NINE INCH NAILS – ‘Bad Witch’ (2018)

02 July 2018
NINE INCH NAILS – ‘Bad Witch’ (2018)
  • Лейбъл: The Null Corporation
  • Издаден: 2018
  • Aвтор: Никола Шахпазов
  • Оценка:
We just can’t agree with Trent Reznor. Explain away as he might, we’re stubbornly classifying ‘Bad Witch’ not as NINE INCH NAILS album number nine but rather as the final EP off of the trilogy that started with 2016’s ‘Not the Actual Events’.
And we stress that we’re right, based not only on its length (barely making it over the 30 minute mark) but rather because we see ‘Bad Witch’ as the logical continuation and conclusion of a very, very experimental streak for both Reznor and Atticus Ross that followed the rather good, but rather play-it-by-the-rules ‘Hesitation Marks’.
These EPs saw NINE INCH NAILS deliver tracks just like we wished them to and just like they have been for the last two decades or so – that is to say brave, trademark, furious, loud, quiet, just as poppy and addictive as they were corrosive and industrial. There was also a red thread running through these releases – sometimes hard to notice but always present in the soundscpaes, the design of the EPs and inevitably in the lyrics that somehow managed to stick to Reznor’s own existencial terror cliché but never seem redundant or predictable.
With its rough 90s sound and archaic beats ‘Bad Witch’ is much more akin with 2017’s ‘Not the Actual Events’ than with the more polished and synth poppy ‘Add Violence’. Here Ross and Reznor explore and expand the boundaries of the current NIN universe with loads of post punk aesthetics (check out the opener ‘Shit Mirror’) and decedent electronics (the beat in ‘Ahead of Ourselves’ might have been featured on THE FUTURE SOUND OF LONDON’s ‘Dead Cities’ or THE PRODIGY’s ‘Music for the Jilted Generation’).

Of course, this is not a case of blind theft or copying – Reznor and Ross know full well how to construct and deconstruct sounds until they fir right in NIN and that’s exactly what makes ‘Bad Witch’ a fascinating listen – it’s full of influences, noise, melancholy and layers, and layers and layers that make each next spin a new discovery.
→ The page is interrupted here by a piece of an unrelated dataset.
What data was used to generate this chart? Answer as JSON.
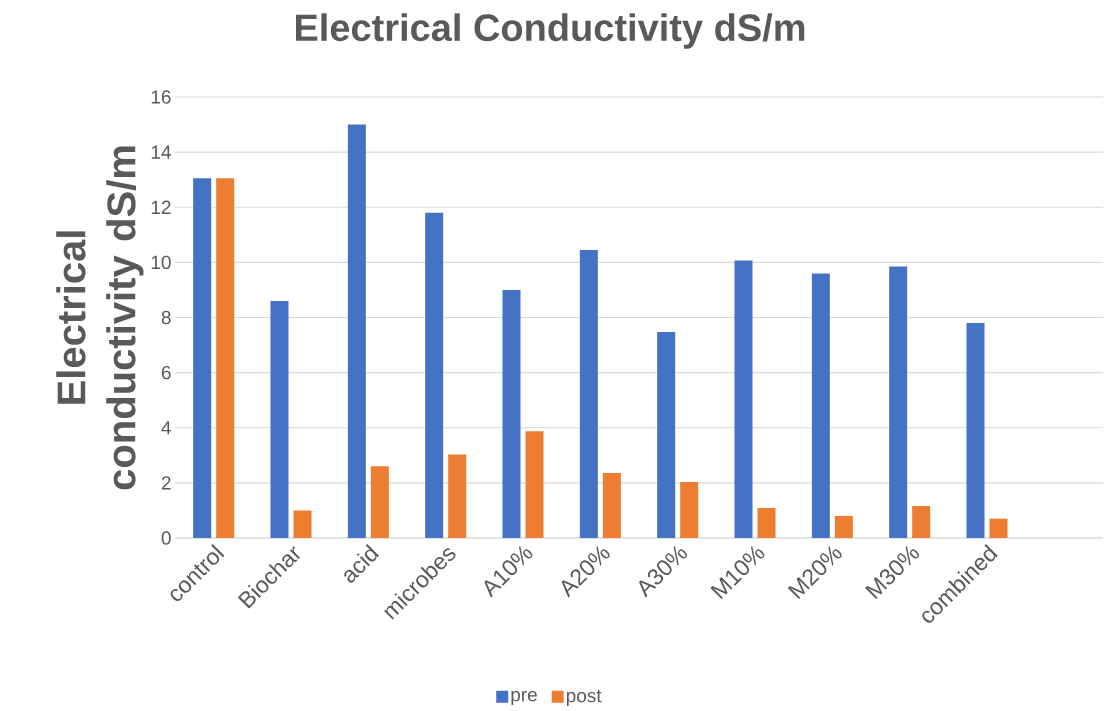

Still, the strongest influence here is undoubtedly that of DAVID BOWIE and BRIAN ENO (and their ‘Berlin Trilogy’, to be more precise) – especially when it comes to ‘God Break Down the Door’ or the album closer ‘Over and Out’. It’s not only about the sax and the Eno-like ambience, it’s rather the way Reznor sings – a clear tribute to music collaborator/friend/idol David Bowie.
Alike 'Not the Actual Events’ and ‘Add Vuiolence’, ‘Bad Witch’ is an experiment, an eclectic collection that is conceptually perfect yet fluid and free enough to make for another splendid NIN release.